The combined table shows what a Pennsylvania resident pays once federal tax, Pennsylvania state tax, and FICA are stacked together. If local earned income tax applies, treat it as an additional local layer.
Social Security and Medicare
| Employee Rate | Wage Limit | |
|---|---|---|
| Social Security | 6.2% | First $184,500 of wages |
| Medicare | 1.45% | All wages (no cap) |
| Additional Medicare | 0.9% | Wages above $200,000 (single / head of household), $250,000 (married filing jointly), $125,000 (married filing separately) |
FICA comes out of every paycheck in every state and is separate from income tax. Employers pay a matching share on top of these employee rates; self-employed workers pay both halves through self-employment tax.
FICA applies the same way in Pennsylvania as it does across the rest of the country.
Work out your Pennsylvania take-home pay
Use the payroll calculator and select Pennsylvania as your state. To compare Pennsylvania against another state, use the tax comparison calculator.
Frequently asked questions
Is Pennsylvania income tax flat or progressive?

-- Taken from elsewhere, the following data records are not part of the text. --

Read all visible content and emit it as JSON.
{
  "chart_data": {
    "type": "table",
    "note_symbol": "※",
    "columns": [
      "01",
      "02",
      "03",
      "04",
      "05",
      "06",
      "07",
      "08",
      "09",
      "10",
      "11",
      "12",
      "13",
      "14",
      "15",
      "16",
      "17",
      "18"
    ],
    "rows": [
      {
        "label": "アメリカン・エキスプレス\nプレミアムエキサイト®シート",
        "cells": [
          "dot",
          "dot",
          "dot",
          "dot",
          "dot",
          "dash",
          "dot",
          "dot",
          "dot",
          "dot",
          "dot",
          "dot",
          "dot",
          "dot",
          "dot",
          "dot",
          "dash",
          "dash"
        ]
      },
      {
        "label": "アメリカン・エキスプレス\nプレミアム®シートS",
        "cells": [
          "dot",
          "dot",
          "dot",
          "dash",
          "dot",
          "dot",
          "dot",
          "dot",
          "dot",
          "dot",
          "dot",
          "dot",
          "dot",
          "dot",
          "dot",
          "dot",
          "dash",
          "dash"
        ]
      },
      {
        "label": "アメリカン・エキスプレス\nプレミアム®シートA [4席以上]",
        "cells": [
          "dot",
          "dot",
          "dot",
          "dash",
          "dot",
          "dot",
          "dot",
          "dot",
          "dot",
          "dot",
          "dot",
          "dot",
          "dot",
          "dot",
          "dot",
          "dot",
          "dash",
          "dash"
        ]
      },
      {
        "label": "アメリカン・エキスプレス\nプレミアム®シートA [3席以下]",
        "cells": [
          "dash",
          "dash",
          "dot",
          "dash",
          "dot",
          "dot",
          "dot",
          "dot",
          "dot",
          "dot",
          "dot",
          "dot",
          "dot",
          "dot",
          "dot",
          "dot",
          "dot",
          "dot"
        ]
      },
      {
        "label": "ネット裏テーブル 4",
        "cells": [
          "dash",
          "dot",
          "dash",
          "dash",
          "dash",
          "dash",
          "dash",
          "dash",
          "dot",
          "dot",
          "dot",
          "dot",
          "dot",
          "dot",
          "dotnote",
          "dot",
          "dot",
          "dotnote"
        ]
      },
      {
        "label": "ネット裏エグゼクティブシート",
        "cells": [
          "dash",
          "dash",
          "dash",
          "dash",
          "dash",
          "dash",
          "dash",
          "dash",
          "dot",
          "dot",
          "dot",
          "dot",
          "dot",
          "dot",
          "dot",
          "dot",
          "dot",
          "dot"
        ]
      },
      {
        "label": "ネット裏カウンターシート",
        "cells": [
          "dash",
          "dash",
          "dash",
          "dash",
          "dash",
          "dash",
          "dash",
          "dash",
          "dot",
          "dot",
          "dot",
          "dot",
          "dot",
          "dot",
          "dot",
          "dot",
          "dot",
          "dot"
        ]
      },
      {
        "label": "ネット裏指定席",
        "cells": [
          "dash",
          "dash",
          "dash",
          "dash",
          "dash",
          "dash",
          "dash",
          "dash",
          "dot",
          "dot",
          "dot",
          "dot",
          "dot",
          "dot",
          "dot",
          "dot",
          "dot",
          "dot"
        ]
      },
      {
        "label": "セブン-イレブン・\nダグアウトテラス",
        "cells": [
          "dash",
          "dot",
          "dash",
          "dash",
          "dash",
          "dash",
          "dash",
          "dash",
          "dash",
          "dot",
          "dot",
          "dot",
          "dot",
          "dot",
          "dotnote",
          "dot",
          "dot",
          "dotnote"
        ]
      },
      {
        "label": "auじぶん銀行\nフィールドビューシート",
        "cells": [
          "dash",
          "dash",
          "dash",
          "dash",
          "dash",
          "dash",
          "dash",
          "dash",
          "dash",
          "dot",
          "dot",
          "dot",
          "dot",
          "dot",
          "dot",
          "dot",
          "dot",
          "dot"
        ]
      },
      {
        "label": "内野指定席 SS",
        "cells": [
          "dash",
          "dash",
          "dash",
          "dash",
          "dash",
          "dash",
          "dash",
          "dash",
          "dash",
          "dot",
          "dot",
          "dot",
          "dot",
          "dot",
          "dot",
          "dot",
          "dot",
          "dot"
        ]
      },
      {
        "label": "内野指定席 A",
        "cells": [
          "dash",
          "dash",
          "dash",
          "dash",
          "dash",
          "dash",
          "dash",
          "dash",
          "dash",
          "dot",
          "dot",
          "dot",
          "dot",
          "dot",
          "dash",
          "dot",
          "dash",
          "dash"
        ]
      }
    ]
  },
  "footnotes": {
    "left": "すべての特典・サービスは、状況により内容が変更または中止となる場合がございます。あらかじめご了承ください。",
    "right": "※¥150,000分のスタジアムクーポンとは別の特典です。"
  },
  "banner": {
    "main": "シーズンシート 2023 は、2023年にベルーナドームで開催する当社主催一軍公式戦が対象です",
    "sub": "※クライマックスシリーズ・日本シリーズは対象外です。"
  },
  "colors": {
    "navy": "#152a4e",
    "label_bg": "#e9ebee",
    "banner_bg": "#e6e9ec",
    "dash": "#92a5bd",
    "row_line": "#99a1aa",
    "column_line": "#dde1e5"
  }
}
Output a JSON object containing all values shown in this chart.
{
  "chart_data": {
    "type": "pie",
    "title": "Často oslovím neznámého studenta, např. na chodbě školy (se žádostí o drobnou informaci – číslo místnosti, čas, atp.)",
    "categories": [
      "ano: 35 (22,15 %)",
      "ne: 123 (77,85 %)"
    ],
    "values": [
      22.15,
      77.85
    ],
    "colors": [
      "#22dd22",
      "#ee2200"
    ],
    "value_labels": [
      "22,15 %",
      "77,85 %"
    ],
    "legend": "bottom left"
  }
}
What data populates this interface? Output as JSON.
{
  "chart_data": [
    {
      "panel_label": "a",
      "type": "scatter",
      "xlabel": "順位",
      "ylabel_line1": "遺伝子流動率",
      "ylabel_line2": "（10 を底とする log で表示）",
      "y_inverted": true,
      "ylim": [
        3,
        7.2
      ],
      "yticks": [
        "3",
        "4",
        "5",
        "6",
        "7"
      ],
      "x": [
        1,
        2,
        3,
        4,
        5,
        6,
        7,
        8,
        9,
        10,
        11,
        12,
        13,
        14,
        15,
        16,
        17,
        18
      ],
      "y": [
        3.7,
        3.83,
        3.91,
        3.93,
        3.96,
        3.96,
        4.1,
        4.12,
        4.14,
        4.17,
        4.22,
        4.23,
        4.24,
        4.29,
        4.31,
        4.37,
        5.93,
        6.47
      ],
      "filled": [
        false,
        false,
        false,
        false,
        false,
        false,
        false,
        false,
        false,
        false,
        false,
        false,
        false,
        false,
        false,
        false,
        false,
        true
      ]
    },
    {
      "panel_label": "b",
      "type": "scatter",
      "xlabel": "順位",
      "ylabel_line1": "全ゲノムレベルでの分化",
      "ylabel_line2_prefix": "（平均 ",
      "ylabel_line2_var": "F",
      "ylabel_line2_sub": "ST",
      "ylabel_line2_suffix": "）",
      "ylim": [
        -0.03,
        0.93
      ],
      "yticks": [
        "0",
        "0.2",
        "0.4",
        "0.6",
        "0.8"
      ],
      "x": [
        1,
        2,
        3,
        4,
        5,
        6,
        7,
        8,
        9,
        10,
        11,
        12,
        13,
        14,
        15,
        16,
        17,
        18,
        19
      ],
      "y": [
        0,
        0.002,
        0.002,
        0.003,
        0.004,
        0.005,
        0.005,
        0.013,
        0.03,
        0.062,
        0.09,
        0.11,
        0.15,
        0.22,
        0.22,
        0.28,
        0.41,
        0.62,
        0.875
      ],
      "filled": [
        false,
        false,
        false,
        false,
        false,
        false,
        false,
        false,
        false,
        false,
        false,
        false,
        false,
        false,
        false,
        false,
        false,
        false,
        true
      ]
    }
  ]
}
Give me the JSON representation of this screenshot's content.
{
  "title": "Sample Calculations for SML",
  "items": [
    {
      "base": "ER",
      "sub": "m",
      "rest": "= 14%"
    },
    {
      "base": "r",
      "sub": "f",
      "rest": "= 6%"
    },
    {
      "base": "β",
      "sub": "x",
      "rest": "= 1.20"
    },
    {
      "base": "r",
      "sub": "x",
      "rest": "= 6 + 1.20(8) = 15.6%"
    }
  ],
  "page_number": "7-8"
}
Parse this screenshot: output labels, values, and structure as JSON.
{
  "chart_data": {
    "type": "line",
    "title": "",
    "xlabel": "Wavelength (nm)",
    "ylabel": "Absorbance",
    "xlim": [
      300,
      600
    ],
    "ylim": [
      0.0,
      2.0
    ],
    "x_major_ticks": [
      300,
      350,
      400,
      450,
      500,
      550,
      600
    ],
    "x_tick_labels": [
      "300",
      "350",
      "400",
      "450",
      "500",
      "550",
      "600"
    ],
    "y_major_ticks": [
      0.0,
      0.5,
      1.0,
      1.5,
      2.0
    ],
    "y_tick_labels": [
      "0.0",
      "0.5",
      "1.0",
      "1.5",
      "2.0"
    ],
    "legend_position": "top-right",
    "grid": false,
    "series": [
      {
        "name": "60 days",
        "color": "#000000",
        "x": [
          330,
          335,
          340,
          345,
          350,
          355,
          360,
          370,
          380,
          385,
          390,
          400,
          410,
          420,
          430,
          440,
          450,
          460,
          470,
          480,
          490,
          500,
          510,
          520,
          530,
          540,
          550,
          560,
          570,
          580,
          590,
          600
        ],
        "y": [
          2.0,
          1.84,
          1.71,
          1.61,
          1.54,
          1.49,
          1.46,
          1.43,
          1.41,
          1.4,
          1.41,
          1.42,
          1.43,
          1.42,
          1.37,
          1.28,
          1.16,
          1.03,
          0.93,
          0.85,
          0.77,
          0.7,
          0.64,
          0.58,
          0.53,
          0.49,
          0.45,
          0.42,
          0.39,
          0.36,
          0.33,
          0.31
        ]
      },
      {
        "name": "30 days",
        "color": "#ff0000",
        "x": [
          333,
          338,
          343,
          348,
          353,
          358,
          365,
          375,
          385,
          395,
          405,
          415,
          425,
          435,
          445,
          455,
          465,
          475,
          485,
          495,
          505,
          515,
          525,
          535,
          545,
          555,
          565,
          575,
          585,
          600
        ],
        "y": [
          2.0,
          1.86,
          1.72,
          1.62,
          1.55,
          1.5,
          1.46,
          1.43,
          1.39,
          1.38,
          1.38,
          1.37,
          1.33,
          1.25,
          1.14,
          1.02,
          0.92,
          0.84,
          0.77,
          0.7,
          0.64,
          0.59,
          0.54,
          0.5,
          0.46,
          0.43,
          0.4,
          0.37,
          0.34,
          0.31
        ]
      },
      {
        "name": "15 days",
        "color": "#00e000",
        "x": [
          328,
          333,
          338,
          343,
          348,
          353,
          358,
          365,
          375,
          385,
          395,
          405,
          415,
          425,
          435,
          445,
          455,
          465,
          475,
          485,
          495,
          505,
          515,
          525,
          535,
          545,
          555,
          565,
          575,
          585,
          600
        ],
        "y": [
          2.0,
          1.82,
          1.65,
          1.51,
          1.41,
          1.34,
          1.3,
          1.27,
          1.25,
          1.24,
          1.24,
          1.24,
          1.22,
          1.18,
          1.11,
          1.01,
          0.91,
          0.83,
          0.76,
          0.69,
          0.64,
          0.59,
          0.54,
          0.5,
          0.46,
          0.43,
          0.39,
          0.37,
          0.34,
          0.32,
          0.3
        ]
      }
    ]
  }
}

Pennsylvania uses a flat state income tax rate. Local earned income taxes may also apply depending on where you live or work.
Does Pennsylvania have local income tax?
Yes. Many Pennsylvania local jurisdictions can impose earned income taxes. Check the local tax table on this page for available Pennsylvania entries.
Do Pennsylvania workers still pay Social Security and Medicare?
Yes. Pennsylvania workers still pay FICA taxes, which include Social Security and Medicare.